Elle avait beau ne pas pouvoir se montrer dure avec une beauté, Su Nuannuan n'avait pas l'intention de faire quartier en paroles. De fait, ses mots portèrent si bien que Xue Zhilan en resta sans pouvoir prononcer un seul mot.
« Est-ce là ce que votre Maître a apporté à Grande Sœur ? »

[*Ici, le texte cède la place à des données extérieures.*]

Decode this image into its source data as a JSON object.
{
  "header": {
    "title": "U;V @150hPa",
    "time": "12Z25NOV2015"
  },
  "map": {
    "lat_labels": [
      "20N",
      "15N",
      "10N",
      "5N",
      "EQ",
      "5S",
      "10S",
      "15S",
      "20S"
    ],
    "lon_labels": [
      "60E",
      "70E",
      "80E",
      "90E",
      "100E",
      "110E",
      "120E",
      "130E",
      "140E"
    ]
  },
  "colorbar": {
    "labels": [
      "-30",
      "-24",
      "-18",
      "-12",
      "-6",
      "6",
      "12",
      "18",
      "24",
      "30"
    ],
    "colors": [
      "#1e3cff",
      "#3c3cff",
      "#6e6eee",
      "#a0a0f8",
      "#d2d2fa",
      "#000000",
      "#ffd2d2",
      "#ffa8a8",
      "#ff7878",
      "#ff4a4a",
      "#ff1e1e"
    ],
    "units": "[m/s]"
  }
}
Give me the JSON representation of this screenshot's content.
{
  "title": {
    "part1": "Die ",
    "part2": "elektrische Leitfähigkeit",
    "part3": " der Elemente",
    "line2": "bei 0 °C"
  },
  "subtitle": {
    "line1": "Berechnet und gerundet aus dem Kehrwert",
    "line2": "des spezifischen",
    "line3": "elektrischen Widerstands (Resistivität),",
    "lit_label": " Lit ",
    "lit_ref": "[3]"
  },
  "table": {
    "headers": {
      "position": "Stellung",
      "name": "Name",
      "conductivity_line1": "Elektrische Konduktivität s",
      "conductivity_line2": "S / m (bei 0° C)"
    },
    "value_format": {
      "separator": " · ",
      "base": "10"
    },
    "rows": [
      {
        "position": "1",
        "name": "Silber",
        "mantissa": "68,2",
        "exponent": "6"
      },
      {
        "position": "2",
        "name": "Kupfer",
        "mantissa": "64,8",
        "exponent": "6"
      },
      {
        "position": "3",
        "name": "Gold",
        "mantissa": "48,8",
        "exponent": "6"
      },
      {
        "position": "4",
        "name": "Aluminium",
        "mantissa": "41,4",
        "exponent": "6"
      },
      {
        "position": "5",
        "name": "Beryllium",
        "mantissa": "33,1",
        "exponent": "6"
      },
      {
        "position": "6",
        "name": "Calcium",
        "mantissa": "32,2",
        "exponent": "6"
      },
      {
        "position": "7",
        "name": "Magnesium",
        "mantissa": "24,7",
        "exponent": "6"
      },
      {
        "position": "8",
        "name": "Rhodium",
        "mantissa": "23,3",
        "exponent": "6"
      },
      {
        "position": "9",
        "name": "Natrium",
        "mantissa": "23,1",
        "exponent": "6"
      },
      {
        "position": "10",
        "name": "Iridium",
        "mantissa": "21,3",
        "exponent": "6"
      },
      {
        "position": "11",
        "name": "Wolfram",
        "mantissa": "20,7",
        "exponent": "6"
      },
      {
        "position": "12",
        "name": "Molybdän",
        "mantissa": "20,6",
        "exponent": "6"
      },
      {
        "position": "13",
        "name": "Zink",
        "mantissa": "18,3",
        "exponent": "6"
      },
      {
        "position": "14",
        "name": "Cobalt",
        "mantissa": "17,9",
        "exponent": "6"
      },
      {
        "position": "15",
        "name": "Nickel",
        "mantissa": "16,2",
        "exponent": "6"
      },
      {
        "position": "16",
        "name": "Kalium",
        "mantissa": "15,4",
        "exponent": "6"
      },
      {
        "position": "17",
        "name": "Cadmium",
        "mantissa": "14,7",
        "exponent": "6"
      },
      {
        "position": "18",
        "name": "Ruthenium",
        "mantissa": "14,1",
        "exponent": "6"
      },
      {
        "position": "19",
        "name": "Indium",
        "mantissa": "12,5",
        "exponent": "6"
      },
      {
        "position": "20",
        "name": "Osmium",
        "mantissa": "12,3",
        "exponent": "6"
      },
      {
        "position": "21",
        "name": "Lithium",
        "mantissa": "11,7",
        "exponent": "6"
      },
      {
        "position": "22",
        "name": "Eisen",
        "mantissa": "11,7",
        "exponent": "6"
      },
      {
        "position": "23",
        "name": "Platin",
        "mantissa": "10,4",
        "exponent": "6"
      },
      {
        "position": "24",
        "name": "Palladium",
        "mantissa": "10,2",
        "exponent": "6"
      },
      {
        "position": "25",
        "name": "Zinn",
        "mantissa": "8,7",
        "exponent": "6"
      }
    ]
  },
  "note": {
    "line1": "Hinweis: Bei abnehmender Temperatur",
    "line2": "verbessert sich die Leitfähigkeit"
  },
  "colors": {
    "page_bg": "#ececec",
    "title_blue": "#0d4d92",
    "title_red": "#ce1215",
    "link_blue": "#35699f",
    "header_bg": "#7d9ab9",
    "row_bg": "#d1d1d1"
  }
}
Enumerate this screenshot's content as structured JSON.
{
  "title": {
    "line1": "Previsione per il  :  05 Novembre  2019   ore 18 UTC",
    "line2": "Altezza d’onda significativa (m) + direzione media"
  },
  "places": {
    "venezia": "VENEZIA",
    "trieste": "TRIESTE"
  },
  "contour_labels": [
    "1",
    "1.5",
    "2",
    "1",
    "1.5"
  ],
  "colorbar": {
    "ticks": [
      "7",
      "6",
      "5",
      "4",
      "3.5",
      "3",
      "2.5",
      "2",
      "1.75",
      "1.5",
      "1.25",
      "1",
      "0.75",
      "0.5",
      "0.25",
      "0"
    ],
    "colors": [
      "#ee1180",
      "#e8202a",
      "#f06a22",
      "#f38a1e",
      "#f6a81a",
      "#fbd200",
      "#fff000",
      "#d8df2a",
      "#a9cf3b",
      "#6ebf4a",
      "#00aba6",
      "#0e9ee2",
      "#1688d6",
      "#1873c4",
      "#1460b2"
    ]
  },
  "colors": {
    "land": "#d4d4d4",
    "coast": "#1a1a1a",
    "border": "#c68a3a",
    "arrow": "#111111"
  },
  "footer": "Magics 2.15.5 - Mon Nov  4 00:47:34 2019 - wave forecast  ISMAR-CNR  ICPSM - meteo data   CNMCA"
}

Xue Zhilan, naturellement, ne pouvait pas battre en retraite si facilement. S'essuyant les yeux d'un mouchoir, elle changea habilement de sujet et désigna les ingrédients.
« Oui. »
Su Nuannuan l'admit sans détour et regarda Xue Zhilan se pencher, comme un peu curieuse, sur ce qu'il y avait dans les paniers. Ce geste et cette expression, si mignons, rendaient son visage d'une beauté exquise plus éclatant encore. Au fond d'elle-même, elle en méprisa Duan Tingxuan davantage : un goujat reste un goujat. Il avait une femme aussi belle et il n'était toujours pas satisfait ; il lui fallait encore aller en provoquer tant d'autres, et faire tant d'enfants avec. Tu es un verrat, ou quoi ? Vieux Ciel, dis-moi franchement, as-tu bien préparé toutes tes foudres aux cinq couleurs ? Pour un goujat pareil, qui ne sait pas chérir ce qu'il a, si tu ne le frappes pas deux fois de la foudre, où est la justice ?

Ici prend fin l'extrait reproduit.